I find OSI’s current public behaviour disconcerting. Or, rather, the absence of public behaviour, replaced by vocal chair-people. All the issues mentioned above have increased, even culminating in the current drift of “ethical source”, which adds an additional layer of morality on top. It’s a subject for another post, I do actually believe this issue would be less hot if the previous ones were addressed earlier.

The Ethical Source and Open Code (payment involved) movements is a direct attack on the values of the OSI (and, incidentally, the FSF), from a direction that I believe those organisations did not see it coming: from maintainers and developers. I believe that this is the first fundamental value shift on that front since the Open Source movement split from the Free Software Movement. This puts especially the OSI on the defense. And this defense is weakened, as they have missed building ties to major community drifts. The inability to see and address those drifts and reorient towards maintainer issues has left the OSI out in the open.

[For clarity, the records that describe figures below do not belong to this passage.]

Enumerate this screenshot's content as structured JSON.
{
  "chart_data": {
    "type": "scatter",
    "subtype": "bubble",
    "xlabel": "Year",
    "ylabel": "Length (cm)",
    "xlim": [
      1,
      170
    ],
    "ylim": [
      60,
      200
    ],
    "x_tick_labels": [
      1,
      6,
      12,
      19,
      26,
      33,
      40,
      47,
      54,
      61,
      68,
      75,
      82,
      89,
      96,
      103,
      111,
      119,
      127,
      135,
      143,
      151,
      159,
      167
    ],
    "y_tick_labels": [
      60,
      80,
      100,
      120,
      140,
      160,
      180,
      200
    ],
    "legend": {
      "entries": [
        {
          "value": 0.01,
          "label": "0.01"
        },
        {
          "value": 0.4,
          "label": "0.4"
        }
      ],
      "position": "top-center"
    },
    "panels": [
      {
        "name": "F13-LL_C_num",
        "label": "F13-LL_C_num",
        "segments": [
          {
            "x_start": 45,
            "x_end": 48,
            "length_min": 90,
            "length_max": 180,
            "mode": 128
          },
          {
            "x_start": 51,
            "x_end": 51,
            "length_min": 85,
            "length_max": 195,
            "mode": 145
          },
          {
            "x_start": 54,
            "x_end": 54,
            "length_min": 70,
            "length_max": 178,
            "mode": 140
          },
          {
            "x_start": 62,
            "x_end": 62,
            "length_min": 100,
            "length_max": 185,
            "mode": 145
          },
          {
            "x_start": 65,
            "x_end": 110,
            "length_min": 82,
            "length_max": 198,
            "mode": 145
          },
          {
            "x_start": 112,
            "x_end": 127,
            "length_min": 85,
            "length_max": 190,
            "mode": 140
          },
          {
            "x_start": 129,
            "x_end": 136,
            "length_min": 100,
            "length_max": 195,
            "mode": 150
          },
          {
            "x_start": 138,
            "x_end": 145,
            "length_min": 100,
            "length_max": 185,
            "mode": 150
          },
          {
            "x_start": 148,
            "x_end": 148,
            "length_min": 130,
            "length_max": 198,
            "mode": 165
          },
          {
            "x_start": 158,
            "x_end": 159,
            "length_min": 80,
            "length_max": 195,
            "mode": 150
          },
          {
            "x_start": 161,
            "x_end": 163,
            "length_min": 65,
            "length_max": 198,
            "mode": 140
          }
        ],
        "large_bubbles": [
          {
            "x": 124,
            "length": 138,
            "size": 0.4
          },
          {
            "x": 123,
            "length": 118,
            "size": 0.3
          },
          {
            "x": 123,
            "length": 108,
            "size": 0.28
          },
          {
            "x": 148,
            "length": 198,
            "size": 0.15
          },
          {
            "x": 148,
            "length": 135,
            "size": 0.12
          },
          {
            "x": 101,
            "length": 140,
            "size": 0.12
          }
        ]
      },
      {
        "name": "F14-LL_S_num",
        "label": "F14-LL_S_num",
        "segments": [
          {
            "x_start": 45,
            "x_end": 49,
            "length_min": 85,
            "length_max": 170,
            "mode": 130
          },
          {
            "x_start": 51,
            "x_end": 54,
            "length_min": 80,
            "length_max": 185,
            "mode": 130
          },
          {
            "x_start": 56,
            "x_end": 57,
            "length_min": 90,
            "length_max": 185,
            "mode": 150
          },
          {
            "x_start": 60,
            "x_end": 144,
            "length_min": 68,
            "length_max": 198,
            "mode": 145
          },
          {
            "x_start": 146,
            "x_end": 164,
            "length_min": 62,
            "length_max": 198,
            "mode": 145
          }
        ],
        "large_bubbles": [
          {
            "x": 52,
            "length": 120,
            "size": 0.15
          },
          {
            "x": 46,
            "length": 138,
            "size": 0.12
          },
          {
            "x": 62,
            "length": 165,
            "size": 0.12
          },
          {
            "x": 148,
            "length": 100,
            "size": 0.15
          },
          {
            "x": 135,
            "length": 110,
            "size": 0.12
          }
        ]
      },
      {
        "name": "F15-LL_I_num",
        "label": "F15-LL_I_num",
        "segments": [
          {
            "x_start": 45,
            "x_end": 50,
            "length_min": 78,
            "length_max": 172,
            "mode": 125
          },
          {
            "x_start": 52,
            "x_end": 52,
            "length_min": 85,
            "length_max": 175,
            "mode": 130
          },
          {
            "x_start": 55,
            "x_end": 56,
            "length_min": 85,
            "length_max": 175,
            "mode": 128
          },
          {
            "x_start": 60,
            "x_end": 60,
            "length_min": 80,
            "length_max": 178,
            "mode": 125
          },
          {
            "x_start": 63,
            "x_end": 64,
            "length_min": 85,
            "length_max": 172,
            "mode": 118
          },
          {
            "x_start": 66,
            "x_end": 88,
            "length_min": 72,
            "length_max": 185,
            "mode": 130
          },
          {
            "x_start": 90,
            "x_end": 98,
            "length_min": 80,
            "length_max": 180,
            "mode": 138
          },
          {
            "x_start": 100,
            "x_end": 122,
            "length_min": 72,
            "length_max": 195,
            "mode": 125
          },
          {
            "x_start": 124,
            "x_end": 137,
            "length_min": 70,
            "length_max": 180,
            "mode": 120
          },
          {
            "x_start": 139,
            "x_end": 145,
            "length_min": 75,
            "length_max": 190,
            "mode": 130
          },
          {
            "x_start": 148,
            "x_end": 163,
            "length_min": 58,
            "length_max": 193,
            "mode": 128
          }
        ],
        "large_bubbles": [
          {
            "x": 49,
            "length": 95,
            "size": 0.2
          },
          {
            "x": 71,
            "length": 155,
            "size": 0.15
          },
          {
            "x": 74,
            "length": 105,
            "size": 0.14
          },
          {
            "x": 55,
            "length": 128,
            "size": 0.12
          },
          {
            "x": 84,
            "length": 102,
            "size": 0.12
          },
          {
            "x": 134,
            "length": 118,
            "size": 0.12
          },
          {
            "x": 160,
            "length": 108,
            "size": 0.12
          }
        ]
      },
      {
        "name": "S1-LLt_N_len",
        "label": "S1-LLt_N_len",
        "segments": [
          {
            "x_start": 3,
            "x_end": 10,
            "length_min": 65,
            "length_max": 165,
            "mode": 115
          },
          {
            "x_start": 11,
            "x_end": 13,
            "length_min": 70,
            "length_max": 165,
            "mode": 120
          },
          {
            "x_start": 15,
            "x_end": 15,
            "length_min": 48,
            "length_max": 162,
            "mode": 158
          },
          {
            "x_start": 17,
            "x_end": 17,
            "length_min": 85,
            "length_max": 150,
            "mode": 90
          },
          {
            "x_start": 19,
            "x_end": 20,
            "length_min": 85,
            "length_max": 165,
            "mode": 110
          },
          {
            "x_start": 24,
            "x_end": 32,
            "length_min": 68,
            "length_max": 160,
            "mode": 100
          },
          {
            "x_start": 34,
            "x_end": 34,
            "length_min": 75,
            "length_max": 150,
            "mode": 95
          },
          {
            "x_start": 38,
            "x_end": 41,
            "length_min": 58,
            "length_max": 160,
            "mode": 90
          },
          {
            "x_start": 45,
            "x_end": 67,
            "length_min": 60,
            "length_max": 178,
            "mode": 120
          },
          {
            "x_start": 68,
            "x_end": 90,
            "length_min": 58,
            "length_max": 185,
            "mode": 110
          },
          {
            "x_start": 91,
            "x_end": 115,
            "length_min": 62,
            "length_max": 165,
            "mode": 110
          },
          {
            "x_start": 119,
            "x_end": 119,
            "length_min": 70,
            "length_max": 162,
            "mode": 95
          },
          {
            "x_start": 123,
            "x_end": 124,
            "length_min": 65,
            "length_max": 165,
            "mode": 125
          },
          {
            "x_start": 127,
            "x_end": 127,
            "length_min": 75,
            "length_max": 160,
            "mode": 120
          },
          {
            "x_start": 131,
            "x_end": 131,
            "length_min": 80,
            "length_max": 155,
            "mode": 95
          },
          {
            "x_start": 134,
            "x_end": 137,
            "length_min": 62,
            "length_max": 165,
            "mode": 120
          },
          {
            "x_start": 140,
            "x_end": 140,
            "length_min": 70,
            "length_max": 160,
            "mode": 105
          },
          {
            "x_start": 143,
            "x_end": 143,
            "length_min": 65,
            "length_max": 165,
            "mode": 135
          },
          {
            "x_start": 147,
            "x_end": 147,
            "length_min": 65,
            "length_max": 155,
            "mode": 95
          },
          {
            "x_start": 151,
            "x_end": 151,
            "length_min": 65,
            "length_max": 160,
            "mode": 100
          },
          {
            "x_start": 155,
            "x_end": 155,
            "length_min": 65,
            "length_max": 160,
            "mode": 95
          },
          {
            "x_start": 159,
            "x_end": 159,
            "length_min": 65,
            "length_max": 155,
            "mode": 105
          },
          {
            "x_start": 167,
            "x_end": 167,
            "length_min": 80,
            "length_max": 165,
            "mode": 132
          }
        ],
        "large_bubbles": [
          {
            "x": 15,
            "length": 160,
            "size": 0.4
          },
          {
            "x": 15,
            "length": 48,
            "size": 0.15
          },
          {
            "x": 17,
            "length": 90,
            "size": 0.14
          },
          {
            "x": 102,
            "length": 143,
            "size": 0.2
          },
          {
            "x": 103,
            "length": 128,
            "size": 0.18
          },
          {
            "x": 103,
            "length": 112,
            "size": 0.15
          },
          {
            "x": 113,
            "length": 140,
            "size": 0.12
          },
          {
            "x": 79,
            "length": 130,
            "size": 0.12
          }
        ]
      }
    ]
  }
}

This is sad, because the OSI is uniquely positioned to guide these discussions: it is an old organisation with many ties to companies. Losing the OSI would be losing a lot of ties that have taken years to build. I have yet to see relevant changes to their mode of working, though, finding their own, practical answers and guidance to the issues mentioned above.

I remain to be convinced otherwise, but I see the OSI on the way to irrelevance. I’m personally very conflicted around it, because I still see value in fully liberal Open Source, but also value the current drifts that eschew harmony and hegemonism in favor of more solutions, centered around individual wishes and developers, not the ease of use for multinational companies.

Thanks

Thanks to Steve Klabnik, Don Goodman-Wilson and Jan-Erik Rediger for crossreading and corrections.